Иосиф мало что понял из этого. Иисус вспомнил слова, что звучали в его душе в тот день, когда он стоял во дворе Храма и заря его миссии посылала к нему свои первые лучи из Святая святых. Он произнес их по памяти:
- "Ибо отходит человек в вечный дом свой, и готовы окружить его по улице плакальщицы; - доколе не порвалась серебряная цепочка, и не разорвалась золотая повязка, и не разбился кувшин у источника, и не обрушилось колесо над колодезем. И возвратится прах в землю, чем он и был; а дух возвратится к Богу, Который дал его…"
Иосиф уже почти ничего не услышал из сказанного. Он протянул слабеющую руку в сторону жены, которая, как он знал, стояла справа от него. Мария взяла его руку и зарыдала. Глаза Иисуса оставались сухими. Когда забрезжил рассвет и пропели первые петухи, Иосиф тихо скончался. После бессонной ночи Иисус и Мария выглядели усталыми, но сделали необходимые приготовления к похоронам и, слабо улыбаясь, кивали в ответ на выражения соболезнования.
Итак, некоторое время Иисус и его мать жили вдвоем. Но только некоторое время. Глядя на Марию и видя перед собой женщину, которая была в цвете своей красоты, Иисус не раз спрашивал ее:
- Ты не собираешься снова замуж?
- Настоящее замужество, как у других? С детьми, которые рождаются не от Бога, а после соития мужа и жены?
- Все дети от Бога, мама. Мужчины - это просто орудия Божьего творения. Не выйти ли тебе снова замуж?
- Если меня попросят, я могу подумать об этом. Могу сказать "да", могу сказать "нет" - все зависит от моей прихоти.
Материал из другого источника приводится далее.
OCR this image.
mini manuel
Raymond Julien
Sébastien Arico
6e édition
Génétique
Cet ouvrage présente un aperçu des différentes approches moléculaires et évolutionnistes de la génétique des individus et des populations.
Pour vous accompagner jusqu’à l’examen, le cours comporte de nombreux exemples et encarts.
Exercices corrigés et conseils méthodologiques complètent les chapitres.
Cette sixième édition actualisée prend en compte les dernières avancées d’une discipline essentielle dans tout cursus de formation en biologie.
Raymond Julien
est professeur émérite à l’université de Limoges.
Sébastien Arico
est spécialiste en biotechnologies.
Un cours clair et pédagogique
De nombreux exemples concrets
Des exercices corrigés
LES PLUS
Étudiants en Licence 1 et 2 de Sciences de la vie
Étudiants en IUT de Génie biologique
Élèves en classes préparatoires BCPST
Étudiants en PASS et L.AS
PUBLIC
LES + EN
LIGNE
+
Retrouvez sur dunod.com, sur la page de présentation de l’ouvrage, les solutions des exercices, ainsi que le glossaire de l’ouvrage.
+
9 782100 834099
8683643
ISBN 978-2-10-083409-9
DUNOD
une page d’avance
Легкомысленно звучит, да?
- Женские прихоти тоже от Бога. Некоторые говорят, что лишь по своей прихоти Бог создал и море, и землю, и живущих на ней людей.
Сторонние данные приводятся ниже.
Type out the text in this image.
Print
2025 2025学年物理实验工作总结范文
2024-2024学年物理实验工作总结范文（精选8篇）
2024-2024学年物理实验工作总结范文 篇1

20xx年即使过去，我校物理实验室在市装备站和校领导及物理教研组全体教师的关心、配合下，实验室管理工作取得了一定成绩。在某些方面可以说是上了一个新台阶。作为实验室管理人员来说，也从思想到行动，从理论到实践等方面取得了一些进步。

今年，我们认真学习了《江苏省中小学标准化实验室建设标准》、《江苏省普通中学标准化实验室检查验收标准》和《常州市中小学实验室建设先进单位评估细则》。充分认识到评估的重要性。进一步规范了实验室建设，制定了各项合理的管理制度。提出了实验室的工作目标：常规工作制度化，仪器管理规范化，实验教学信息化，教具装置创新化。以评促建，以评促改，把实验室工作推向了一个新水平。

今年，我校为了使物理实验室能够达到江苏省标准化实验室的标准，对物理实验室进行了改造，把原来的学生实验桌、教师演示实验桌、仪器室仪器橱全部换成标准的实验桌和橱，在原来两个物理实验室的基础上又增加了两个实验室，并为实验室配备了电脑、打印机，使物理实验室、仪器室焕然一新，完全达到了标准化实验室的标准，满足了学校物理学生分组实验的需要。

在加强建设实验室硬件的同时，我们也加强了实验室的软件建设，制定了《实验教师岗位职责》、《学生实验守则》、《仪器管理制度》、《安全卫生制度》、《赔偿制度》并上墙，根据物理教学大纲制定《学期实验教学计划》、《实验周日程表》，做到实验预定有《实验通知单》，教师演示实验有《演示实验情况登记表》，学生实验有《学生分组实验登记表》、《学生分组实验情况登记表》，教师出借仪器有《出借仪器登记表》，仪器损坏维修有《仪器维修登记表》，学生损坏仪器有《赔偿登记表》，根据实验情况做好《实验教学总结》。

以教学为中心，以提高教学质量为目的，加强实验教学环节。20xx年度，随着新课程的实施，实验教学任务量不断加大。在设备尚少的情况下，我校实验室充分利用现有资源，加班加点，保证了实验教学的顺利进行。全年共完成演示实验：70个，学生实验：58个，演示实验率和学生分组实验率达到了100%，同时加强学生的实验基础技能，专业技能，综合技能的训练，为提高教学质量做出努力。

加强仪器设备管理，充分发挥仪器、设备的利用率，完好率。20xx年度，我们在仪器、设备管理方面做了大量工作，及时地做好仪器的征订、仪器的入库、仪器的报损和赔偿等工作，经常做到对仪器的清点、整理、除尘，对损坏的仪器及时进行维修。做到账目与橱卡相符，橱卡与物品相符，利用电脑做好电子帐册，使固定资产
В то время он часто повторял слова "некоторые говорят". Помимо сведений о том, как скитался по пустыне Моисей и как устанавливали законы цари и судьи Израиля, он узнавал и многое другое. Мария знала, что Иисус уже мог спорить с чужеземными учениями, изложенными в книгах, написанных на греческом и на латыни, и на равных вел беседы с приезжими греками и людьми из окружения знатных гостей, приезжавших к Ироду Антипатру из Иерусалима и из самого Рима. Он читал римских поэтов и одного великого греческого поэта древности. Иисус придерживался веры своего народа, языческие же верования, предполагавшие многобожие, его не привлекали. Он подробно изучил особенности религии тех странных "чистых" людей, живших у Мертвого моря, которые создали учение, отрицавшее плоть. Иисус отрицать плоть не собирался. Плоть, как он говорил, имела для человека важное значение.
Мария продолжала:
- Ты спрашиваешь, не собираюсь ли я замуж. Такой же вопрос я задаю тебе - не собираешься ли ты жениться?
Он покраснел.
- Я давно об этом думаю. Для тебя было бы несчастьем, если бы в доме появилась другая женщина? Я имею в виду - помимо нашей дорогой старой, боюсь, уже очень старой, Елисебы?
- Все будет зависеть от того, кто эта женщина. У тебя есть на примете какая-нибудь определенная девушка?
- Та самая девушка из Каны.
- А, Дикла, финиковая пальма. Высокая девушка, которая мало разговаривает.
- Дикла - это только прозвище. Ее настоящее имя Сара.
- Имя, я бы сказала, с дурным предзнаменованием. По не думаешь ли ты больше об отцовстве, нежели о любви женщины? Ибо… - Мария с трудом подбирала нужные слова. - Ты знаешь, как ты был зачат, и веришь в это… Ты действительно в это веришь?
- Конечно, верю. И еще раз повторяю - есть только один отец. Если у меня будут дети, они не получат какой-то особенной любви. Я должен быть пастырем, стадо которого - весь Израиль.